Kemudian Rp609,4 miliar dialokasikan untuk program peningkatan kompetensi dan kualifikasi guru dan tenaga kependidikan; dan Rp420 miliar untuk pembinaan peserta didik.
Wakil Sekretaris Jenderal Federasi Serikat Guru Indonesia Satriwan Salim menilai ragam program pelatihan guru besutan Nadiem bisa berpotensi tak tepat sasaran dan boros anggaran.
Ini karena anggaran pelatihan guru tak hanya meliputi Sekolah Penggerak dan Guru Penggerak. Kemendikbud juga menganggarkan Rp518,8 miliar untuk pelatihan dan pendampingan kurikulum baru. Kurikulum baru ini akan diluncurkan Maret 2021.
Lalu ada Program Organisasi Penggerak (POP) yang ditunda di tahun ini dan bakal dilanjutkan pada 2021. Program pelatihan guru yang melibatkan organisasi masyarakat ini diwacanakan menelan dana hingga Rp595 miliar. Sedangkan seluruh program tersebut bertujuan melatih guru.
"Baik itu via POP, Sekolah Penggerak, Guru Penggerak, satu sekolah ada kemungkinan bisa dapat pelatihan yang sama dengan program berbeda. Akhirnya buang-buang uang negara," katanya kepada CNNIndonesia.com melalui sambungan telepon.
Ia mengatakan pelatihan guru merupakan persoalan yang belum banyak dipecahkan solusinya oleh Kemendikbud. Ia menilai kendala guru juga tak akan terselesaikan jika pelatihan guru di era Nadiem tak memperhitungkan situasi di lapangan.
Nadiem menargetkan nilai Asesmen Kompetensi Minimum (AKM) siswa sebagai acuan keberhasilan POP. Menurut Satriwan pelatihan seharusnya didasarkan pada kendala guru di lapangan yang tak bisa diseragamkan.

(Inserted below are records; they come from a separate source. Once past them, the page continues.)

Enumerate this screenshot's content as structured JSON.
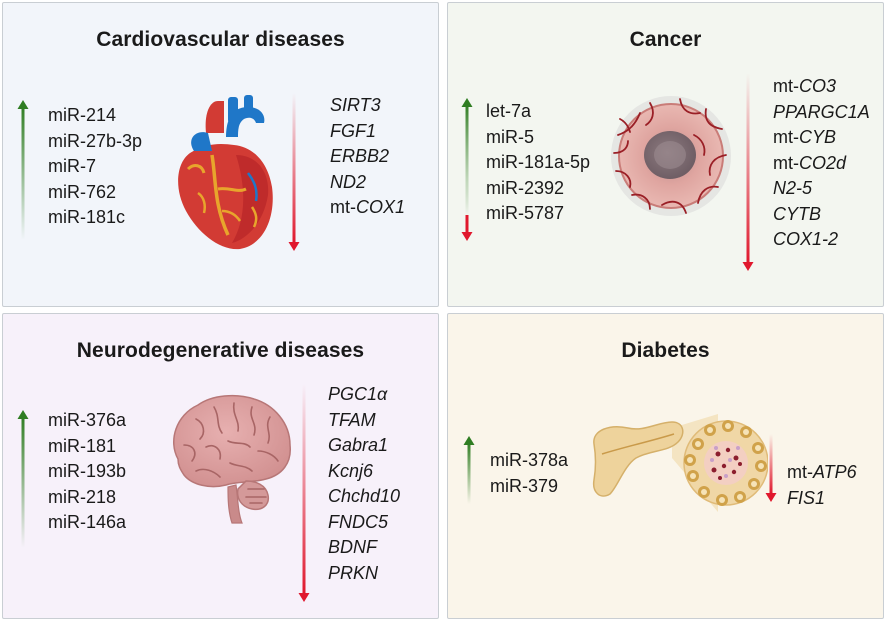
{
  "colors": {
    "up_arrow": "#3c8a2e",
    "down_arrow": "#e0182d",
    "panel_border": "#c9ced3"
  },
  "panels": {
    "cardio": {
      "title": "Cardiovascular diseases",
      "mirnas": [
        "miR-214",
        "miR-27b-3p",
        "miR-7",
        "miR-762",
        "miR-181c"
      ],
      "genes": [
        {
          "prefix": "",
          "name": "SIRT3"
        },
        {
          "prefix": "",
          "name": "FGF1"
        },
        {
          "prefix": "",
          "name": "ERBB2"
        },
        {
          "prefix": "",
          "name": "ND2"
        },
        {
          "prefix": "mt-",
          "name": "COX1"
        }
      ],
      "illustration": "heart-icon"
    },
    "cancer": {
      "title": "Cancer",
      "mirnas": [
        "let-7a",
        "miR-5",
        "miR-181a-5p",
        "miR-2392",
        "miR-5787"
      ],
      "genes": [
        {
          "prefix": "mt-",
          "name": "CO3"
        },
        {
          "prefix": "",
          "name": "PPARGC1A"
        },
        {
          "prefix": "mt-",
          "name": "CYB"
        },
        {
          "prefix": "mt-",
          "name": "CO2d"
        },
        {
          "prefix": "",
          "name": "N2-5"
        },
        {
          "prefix": "",
          "name": "CYTB"
        },
        {
          "prefix": "",
          "name": "COX1-2"
        }
      ],
      "illustration": "tumor-icon"
    },
    "neuro": {
      "title": "Neurodegenerative diseases",
      "mirnas": [
        "miR-376a",
        "miR-181",
        "miR-193b",
        "miR-218",
        "miR-146a"
      ],
      "genes": [
        {
          "prefix": "",
          "name": "PGC1α"
        },
        {
          "prefix": "",
          "name": "TFAM"
        },
        {
          "prefix": "",
          "name": "Gabra1"
        },
        {
          "prefix": "",
          "name": "Kcnj6"
        },
        {
          "prefix": "",
          "name": "Chchd10"
        },
        {
          "prefix": "",
          "name": "FNDC5"
        },
        {
          "prefix": "",
          "name": "BDNF"
        },
        {
          "prefix": "",
          "name": "PRKN"
        }
      ],
      "illustration": "brain-icon"
    },
    "diab": {
      "title": "Diabetes",
      "mirnas": [
        "miR-378a",
        "miR-379"
      ],
      "genes": [
        {
          "prefix": "mt-",
          "name": "ATP6"
        },
        {
          "prefix": "",
          "name": "FIS1"
        }
      ],
      "illustration": "pancreas-icon"
    }
  }
}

Pembenahan pada sistem pelatihan guru menurutnya semakin dibutuhkan berkaca dari minimnya peningkatan kompetensi guru dalam beberapa tahun ke belakang.
"Dulu tahun 2015 kami ikut UKG (Uji Kompetensi Guru) Nasional, rata-rata nilai kami tidak sampai 60. Untuk DKI, kami diwajibkan mengikuti UKG lagi Desember 2019 lalu. Dan rata-ratanya turun dari rata-rata nasional. Harusnya kan didiagnosa ini, jadi pelatihan, pembenahan, diintervensi," lanjutnya.
CNNIndonesia.com telah berupaya menghubungi Direktur Jenderal Guru dan Tenaga Kependidikan Iwan Syahril mengenai hal ini, namun belum mendapat jawaban.